Spain’s top diplomat on Friday urged Canada to resume its search for the bodies of 12 sailors missing, presumed drowned, after one of its fishing trawlers sank off Newfoundland.

There were 24 people onboard the vessel when it went down off the eastern coast of Canada early on Tuesday. Rescuers pulled three survivors to safety and later found nine bodies.

Canadian rescuers called off the hunt at 2000 GMT on Wednesday after an “exhaustive” 36-hour operation in difficult weather conditions, in which they combed 900 square nautical miles (around 3,090 square kilometres, 1,190 square miles).

Speaking to Onda Cero radio, Foreign Minister Jose Manuel Albares said he had asked his Canadian counterpart, Melanie Joly, for the searches to resume when the weather eased.
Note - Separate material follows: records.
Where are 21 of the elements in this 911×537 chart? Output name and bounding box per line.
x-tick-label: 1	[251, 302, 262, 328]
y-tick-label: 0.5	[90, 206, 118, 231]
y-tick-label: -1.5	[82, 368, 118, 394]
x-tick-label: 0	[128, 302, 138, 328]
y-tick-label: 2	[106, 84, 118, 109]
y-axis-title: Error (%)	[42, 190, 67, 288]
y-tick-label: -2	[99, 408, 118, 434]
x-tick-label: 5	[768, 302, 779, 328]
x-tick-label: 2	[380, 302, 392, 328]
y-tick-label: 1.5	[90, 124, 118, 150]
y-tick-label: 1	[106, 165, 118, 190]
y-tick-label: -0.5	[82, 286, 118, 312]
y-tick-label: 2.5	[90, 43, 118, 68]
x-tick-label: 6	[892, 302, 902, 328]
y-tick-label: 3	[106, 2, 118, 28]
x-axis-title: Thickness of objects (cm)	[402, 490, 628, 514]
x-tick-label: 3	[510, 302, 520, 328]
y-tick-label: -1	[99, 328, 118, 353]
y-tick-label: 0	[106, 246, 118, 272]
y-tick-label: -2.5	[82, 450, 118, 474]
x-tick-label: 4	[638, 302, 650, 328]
“What I conveyed to her — and she wanted the same thing — was the desire that as soon as weather conditions allow, the search efforts will continue in so far as possible,” he said, recalling the conditions in which the operation was suspended.

“Waves of more than eight metres (26 feet), very low visibility, temperatures of -3 degrees Celsius (26 degrees Fahrenheit), making it practically impossible to continue the search and even endangering the lives of the rescue teams.”

– Pope sends message to families –

The Villa de Pitanxo, a freezer trawler based in the northwestern region of Galicia, sank in bad weather some 250 nautical miles east of Newfoundland, in what was Spain’s worst fishing tragedy in nearly 40 years.

Onboard were 16 Spaniards, five Peruvians and three Ghanaians. Only three crew members survived — two Spaniards and a Ghanaian.

Given the freezing water temperatures and the rough seas, there is practically no chance of finding any more survivors.

But family members have begged the authorities not to give up the search, if only so they can bury the bodies of their loved ones.

On Friday, Pope Francis sent his “heartfelt sympathy and solidarity (with the families) in such a moment of suffering”.

Spain will hold an official day of mourning for the shipwreck victims on Monday, government spokeswoman Isabel Rodriguez told reporters after Friday’s cabinet meeting.

She said a boat carrying two of the victims’ bodies would reach Newfoundland in the coming hours, while a second vessel carrying the other seven bodies and the three survivors would land on Saturday morning.